La Mettrie consideraba el pensamiento una de las propiedades de la materia:

“Creo que el pensamiento es tan compatible con la materia organizada que parece ser una propiedad de esta última, igual que la electricidad, la facultad de movimiento, la impenetrabilidad, la extensión, etc.,”. (Ibíd. p. 333)

A partir del materialismo radical y el racionalismo de la Ilustración, era fácil extraer conclusiones revolucionarias y esto es lo que hizo Voltaire (1694-1778), aunque realmente no era un filósofo, jugó un papel prominente en este movimiento, como escritor, historiador y propagandista. Fue arrestado en dos ocasiones por sus sátiras políticas y pasó la mayor parte de su vida fuera de Francia. La contribución más grande Voltaire fue su colaboración con Diderot en la gran Enciclopedia (1751-80), una ambiciosa empresa que resumía todo el conocimiento científico de la época. Rousseau, Voltaire, Holbach, Helvetius y otros filósofos materialistas y progresistas, se unieron para elaborar un trabajo militante dirigido contra la base del orden social existente, contra su filosofía y moralidad.

Si se comparan con los escritos de los materialistas franceses, las opiniones filosóficas de Jean Jacques Rousseau representan un paso atrás. Sin embargo, en el terreno de la crítica social elaboró varias obras maestras, Engels alaba especialmente su obra: Los orígenes de la desigualdad entre los hombres.

Rousseau no es realmente un filósofo en el sentido estricto de la palabra y por lo tanto, no trataremos aquí sus ideas. En general, estos escritores prepararon el terreno para la revolución burguesa de 1789-93. Sus denuncias feroces iban dirigidas contra los males del feudalismo y la Iglesia. El ideal para la mayoría de estos pensadores era la monarquía constitucional. Sin embargo, más tarde el pueblo empezó a sacar conclusiones comunistas y socialistas de sus escritos.

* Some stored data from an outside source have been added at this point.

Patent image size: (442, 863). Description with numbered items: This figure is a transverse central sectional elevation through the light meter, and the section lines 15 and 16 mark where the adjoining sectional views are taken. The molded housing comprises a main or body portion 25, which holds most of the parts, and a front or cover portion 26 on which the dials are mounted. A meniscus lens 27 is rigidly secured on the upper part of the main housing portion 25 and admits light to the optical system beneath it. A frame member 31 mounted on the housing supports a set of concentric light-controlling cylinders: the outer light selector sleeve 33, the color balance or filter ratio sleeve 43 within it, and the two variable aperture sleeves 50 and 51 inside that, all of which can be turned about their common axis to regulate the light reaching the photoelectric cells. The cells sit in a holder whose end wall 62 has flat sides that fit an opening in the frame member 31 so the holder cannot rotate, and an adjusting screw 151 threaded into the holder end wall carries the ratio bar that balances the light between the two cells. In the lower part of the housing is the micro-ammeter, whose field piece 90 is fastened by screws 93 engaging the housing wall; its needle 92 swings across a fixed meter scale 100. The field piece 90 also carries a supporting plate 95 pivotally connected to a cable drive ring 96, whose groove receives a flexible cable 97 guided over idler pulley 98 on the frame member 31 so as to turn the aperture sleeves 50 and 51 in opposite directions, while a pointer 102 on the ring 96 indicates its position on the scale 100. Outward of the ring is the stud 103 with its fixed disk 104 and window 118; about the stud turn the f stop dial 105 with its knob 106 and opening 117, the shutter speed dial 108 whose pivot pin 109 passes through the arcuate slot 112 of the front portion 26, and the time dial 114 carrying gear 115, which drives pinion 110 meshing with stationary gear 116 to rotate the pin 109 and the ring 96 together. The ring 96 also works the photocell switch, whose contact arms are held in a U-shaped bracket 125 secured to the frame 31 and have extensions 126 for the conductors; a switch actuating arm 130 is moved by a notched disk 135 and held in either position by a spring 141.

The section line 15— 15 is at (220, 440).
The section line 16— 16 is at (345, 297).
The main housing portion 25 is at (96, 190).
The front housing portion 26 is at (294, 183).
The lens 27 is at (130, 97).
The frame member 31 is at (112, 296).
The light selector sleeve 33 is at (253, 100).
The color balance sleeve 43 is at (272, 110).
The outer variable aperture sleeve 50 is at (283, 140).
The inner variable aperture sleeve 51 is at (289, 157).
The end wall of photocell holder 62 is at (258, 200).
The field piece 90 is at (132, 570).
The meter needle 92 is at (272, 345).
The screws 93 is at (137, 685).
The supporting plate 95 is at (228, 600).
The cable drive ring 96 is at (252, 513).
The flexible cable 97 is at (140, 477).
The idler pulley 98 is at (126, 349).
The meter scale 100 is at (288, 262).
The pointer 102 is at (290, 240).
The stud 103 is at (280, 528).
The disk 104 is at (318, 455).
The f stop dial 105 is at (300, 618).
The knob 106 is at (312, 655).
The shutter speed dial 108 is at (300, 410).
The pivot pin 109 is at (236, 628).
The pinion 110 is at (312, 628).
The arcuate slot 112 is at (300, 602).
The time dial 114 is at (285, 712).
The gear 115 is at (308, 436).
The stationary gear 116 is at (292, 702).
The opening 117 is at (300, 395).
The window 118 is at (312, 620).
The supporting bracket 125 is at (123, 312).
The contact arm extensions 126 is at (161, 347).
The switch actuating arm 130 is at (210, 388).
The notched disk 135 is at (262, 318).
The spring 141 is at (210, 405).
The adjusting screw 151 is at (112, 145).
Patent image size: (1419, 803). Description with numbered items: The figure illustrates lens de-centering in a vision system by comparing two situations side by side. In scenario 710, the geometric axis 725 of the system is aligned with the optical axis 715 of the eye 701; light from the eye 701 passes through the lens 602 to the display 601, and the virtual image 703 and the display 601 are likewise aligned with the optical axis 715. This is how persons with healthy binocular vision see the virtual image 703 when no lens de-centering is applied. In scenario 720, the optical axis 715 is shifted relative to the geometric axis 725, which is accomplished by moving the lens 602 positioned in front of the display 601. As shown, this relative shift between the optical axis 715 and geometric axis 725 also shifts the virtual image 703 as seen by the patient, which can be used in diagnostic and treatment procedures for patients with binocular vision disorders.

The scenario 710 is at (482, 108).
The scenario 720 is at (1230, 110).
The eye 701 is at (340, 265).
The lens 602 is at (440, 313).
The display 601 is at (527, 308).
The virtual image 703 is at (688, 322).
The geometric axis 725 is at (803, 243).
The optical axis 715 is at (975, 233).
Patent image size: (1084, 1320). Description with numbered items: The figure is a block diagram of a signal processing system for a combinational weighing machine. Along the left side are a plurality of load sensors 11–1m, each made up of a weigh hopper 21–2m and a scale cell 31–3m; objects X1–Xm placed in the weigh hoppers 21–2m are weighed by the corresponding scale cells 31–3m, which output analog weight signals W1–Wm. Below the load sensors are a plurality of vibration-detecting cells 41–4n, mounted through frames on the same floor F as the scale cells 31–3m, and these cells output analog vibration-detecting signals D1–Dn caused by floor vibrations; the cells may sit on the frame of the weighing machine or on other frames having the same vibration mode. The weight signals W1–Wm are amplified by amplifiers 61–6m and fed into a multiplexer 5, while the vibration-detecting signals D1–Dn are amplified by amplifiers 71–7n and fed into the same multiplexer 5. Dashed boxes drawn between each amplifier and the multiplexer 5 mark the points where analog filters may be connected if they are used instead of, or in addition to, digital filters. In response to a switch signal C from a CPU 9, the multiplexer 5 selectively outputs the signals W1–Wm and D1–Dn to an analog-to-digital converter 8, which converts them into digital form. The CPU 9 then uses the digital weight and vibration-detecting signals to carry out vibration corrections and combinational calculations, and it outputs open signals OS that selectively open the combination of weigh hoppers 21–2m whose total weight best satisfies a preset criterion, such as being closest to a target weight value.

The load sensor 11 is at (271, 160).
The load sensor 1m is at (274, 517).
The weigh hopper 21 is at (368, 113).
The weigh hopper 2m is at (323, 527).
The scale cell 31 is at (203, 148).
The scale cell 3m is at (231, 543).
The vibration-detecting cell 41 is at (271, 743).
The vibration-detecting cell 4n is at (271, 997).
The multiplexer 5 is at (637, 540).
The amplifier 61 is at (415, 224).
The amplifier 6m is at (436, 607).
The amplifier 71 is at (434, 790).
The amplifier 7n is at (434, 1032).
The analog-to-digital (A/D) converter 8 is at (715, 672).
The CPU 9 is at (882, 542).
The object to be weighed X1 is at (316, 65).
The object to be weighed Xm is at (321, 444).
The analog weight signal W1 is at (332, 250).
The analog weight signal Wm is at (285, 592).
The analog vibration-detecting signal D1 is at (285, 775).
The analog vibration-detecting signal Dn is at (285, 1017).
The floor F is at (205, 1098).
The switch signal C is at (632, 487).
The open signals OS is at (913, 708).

“Cuando se estudia las teorías del materialismo sobre la bondad natural y la igual inteligencia de los hombres, sobre la omnipotencia de la educación, de la experiencia, de la costumbre, sobre la influencia de las circunstancias exteriores en los hombres, sobre la alta importancia de la industria, sobre la justicia del placer, etc., no hace falta una sagacidad extraordinaria para descubrir lo que las une necesariamente al comunismo y al socialismo. Si el hombre obtiene del mundo sensible y de la experiencia sobre el mundo sensible todo conocimiento, sensación, etc., conviene entonces organizar el mundo empírico de tal manera que el hombre se asimile cuanto encuentre en él de verdaderamente humano, que él mismo se conozca como hombre. Si el interés bien entendido es el principio de toda moral, conviene que el interés particular del hombre se confunda con el interés humano. Si el hombre no es libre en el sentido materialista de la palabra, esto es, si es libre no por la fuerza negativa de evitar esto o aquello, sino por la fuerza positiva de hacer valer su verdadera individualidad, no conviene castigar los crímenes en el individuo, sino destruir los focos antisociales donde nacen los crímenes y dar a cada cual es espacio social necesario para el desenvolvimiento esencial de su vida. Si el hombre es formado por las circunstancias, se deben formar humanamente las circunstancias. Si el hombre es sociable por naturaleza, es en la sociedad donde desarrolla su verdadera naturaleza, y la fuerza de su naturaleza debe medirse por la fuerza de la sociedad y no por la fuerza del individuo particular”. (Marx y Engels. Op. cit. p. 149).